El día siguiente de los campeones derrotados en el Tour de Francia
Eddy Merckx y Bernard Hinault, sobre todo, tuvieron reacciones de orgullo
El día siguiente mide el temple de los campeones, su orgullo, su rabia. ¿Qué hizo Eddy Merckx, la soberbia hecha ciclista, después de que Luis Ocaña le destrozara como un torero destroza a un toro en la plaza en el Orcières-Merlette de 1971? Atacar, atacar, atacar. Atacar con todo el equipo, y el mechón blanco de Rinus Wagtmans guiándolos, en una etapa que era un descenso prolongado de los Alpes a Marsella. Y siguió atacando en todos los descensos que le quedaban al Tour, hasta que el español cayó.

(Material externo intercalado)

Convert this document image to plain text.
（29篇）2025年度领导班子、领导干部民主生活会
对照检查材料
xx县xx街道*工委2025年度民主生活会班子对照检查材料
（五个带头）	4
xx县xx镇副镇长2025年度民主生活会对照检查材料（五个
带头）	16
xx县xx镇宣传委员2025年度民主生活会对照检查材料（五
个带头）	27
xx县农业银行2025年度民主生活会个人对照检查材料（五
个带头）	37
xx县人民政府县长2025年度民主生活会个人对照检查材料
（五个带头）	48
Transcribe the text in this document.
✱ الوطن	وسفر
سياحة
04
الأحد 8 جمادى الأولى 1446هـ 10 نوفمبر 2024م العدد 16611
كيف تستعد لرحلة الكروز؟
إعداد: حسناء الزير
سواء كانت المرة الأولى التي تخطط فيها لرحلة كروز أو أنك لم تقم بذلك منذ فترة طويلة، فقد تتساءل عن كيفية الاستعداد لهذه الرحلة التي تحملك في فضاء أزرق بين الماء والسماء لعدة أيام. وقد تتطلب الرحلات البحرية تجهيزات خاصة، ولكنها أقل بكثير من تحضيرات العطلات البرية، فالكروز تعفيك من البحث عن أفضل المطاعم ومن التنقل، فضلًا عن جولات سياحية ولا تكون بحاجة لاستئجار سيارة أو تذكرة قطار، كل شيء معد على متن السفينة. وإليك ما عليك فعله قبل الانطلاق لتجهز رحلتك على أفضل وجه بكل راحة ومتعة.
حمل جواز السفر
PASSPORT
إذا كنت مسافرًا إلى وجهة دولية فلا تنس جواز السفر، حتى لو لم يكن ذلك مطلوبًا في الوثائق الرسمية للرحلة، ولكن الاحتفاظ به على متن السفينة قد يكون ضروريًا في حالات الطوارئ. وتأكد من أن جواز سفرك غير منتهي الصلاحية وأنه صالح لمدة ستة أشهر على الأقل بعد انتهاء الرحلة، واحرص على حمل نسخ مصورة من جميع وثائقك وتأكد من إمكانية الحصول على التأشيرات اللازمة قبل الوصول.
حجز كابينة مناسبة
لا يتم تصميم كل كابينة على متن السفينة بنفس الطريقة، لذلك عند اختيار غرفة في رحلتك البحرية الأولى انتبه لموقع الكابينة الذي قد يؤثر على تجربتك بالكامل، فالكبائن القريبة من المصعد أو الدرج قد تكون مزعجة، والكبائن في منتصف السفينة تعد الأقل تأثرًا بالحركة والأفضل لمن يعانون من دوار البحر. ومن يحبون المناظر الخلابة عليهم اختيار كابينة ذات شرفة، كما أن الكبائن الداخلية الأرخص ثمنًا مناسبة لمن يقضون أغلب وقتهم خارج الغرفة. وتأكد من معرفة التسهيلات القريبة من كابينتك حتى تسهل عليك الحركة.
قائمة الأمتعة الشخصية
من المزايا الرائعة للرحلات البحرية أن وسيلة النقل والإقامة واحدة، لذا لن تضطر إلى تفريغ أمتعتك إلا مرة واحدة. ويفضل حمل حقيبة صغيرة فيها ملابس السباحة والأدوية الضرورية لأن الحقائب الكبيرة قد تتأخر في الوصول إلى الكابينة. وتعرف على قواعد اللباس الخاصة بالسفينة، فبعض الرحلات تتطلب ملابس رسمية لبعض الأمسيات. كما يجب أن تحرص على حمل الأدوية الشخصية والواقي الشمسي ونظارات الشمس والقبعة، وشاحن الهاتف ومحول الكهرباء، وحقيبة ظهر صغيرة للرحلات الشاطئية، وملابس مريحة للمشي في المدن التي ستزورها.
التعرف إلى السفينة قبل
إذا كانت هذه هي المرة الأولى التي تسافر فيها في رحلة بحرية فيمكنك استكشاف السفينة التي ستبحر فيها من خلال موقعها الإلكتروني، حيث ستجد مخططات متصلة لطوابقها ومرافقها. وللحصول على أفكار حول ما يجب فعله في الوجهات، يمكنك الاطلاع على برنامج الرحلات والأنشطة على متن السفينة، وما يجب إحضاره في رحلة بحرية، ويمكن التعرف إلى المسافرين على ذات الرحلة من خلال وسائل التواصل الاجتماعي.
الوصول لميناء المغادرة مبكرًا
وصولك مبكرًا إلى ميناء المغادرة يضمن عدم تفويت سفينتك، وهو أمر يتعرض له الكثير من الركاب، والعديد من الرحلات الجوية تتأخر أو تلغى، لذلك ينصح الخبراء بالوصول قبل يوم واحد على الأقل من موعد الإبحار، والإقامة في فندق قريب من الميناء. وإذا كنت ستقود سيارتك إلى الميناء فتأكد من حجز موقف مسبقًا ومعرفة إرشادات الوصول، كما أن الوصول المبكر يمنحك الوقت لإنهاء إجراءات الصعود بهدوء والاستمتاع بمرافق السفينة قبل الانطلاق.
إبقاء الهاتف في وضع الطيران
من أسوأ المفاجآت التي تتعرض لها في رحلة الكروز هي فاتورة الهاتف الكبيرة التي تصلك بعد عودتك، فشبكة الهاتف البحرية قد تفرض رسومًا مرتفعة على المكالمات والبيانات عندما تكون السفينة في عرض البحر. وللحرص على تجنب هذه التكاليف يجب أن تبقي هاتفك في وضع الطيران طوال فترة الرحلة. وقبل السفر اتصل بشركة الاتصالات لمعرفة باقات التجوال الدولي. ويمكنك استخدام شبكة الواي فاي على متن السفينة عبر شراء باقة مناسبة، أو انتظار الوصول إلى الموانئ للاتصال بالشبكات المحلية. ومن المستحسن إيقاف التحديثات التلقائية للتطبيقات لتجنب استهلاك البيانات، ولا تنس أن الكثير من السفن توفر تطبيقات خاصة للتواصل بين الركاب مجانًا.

¿Qué hizo Thévenet la noche siguiente, horas después de derrocar al caníbal de los cinco Tours en la ascensión de Pra Loup? El tímido francés se despertó a medianoche en su hotel de Barcelonette. Vio en la silla, bien doblado, un maillot amarillo, y, extrañado, se preguntó, ¿qué hago yo en la habitación de Merckx? Pero pese a su cautela y sus miedos, Thévenet no cedió. Fue Merckx, ya agotado su orgullo, su fuerza, quien volvió a doblar la rodilla en la subida a Serre Chevalier, justo al lado del Granon de Vingegaard, un poquito más abajo.
¿Qué hizo el Hinault de los cinco Tours en 1986 cuando el patrón Bernard Tapie le dijo que, como LeMond se había frenado para que él ganara el Tour del 85, ahora le tocaba a él ceder el paso? Negarse, por supuesto. Se rebeló caminó de Pau. Atacó con Perico en el col de Burdincurutcheta, “un muro vasco, un frontón”, como escribe Christian Laborde, y no para ni en el Marie Blanque. Solo cinco etapas más tarde, en el Granon de Chozas y Vingegaard, logra LeMond desembarazarse de su compañero pesado. ¿Qué hizo el tejón el día siguiente, justamente en el Alpe d’Huez tras la Croix de Fer, ya solo orgullo, rabia? Transformar su rendición en una dimisión voluntaria. Como te prometí, no te impediré ganar el Tour, le dice a LeMond, y le levanta el brazo cruzando ambos juntos la meta. No has ganado tú: te he dejado ganar yo.
Cinco años después, LeMond, tan acabado estaba, él, y toda su generación, Fignon también, ni fue capaz de responder a la toma de poder de Miguel Induráin con Chiappucci en Val Louron. Ni orgullo, ni voluntad, ni fuerzas.
Cinco años después, el Indurain de los cinco Tours cede ante un danés, Riis, en Les Arcs, como Pogacar cedió ante Vingegaard en el Granon, víctima de un desfallecimiento tremendo, una pájara que le deja ciego, a cinco kilómetros de la cima. Su respuesta no es inmediata. Intenta regresar poco a poco. No es cuestión de orgullo, de soberbia, de carácter. Es cuestión de poder o no poder. Y con aquel Riis nadie puede.
Lance Armstrong es el único campeón que se retira imbatido del Tour. Buscando la épica con la que no logró teñir sus siete victorias seguidas, las de un abusón y un equipo, regresa cuatro años más tarde. Como a Merckx, como a Hinault, le guía la soberbia. Si el Tour lo puede ganar un Carlos Sastre hay que volver para salvarlo, dice. No la busca, pero se encuentra con la derrota dolorosa que cerró el Tour de los más grandes. Se la propina su compañero de equipo Alberto Contador, cuyo carácter es incapaz de ver el tejano, cegato.
Froome regresa a la superficie en el padre Galibier tres años después de su caída, surge de las profundidades de la nada, como lo hacen las rocas de la montaña sagrada del Tour, que brillan cubiertas de motas de mica, la señal de que han surgido del centro de la tierra casi, de una olla a presión a 100 kilómetros de profundidad. A Froome la brilla la frente. El sudor. La necesidad de afirmarse. Hace cuatro años, el Froome que se quedó en cuatro Tours, ni abrió la boca en la muerte dulce a que le sometió su compañero de Sky Geraint Thomas. Ni la rebeldía de Hinault, ni la soberbia de Merckx. Froome, la aceptación.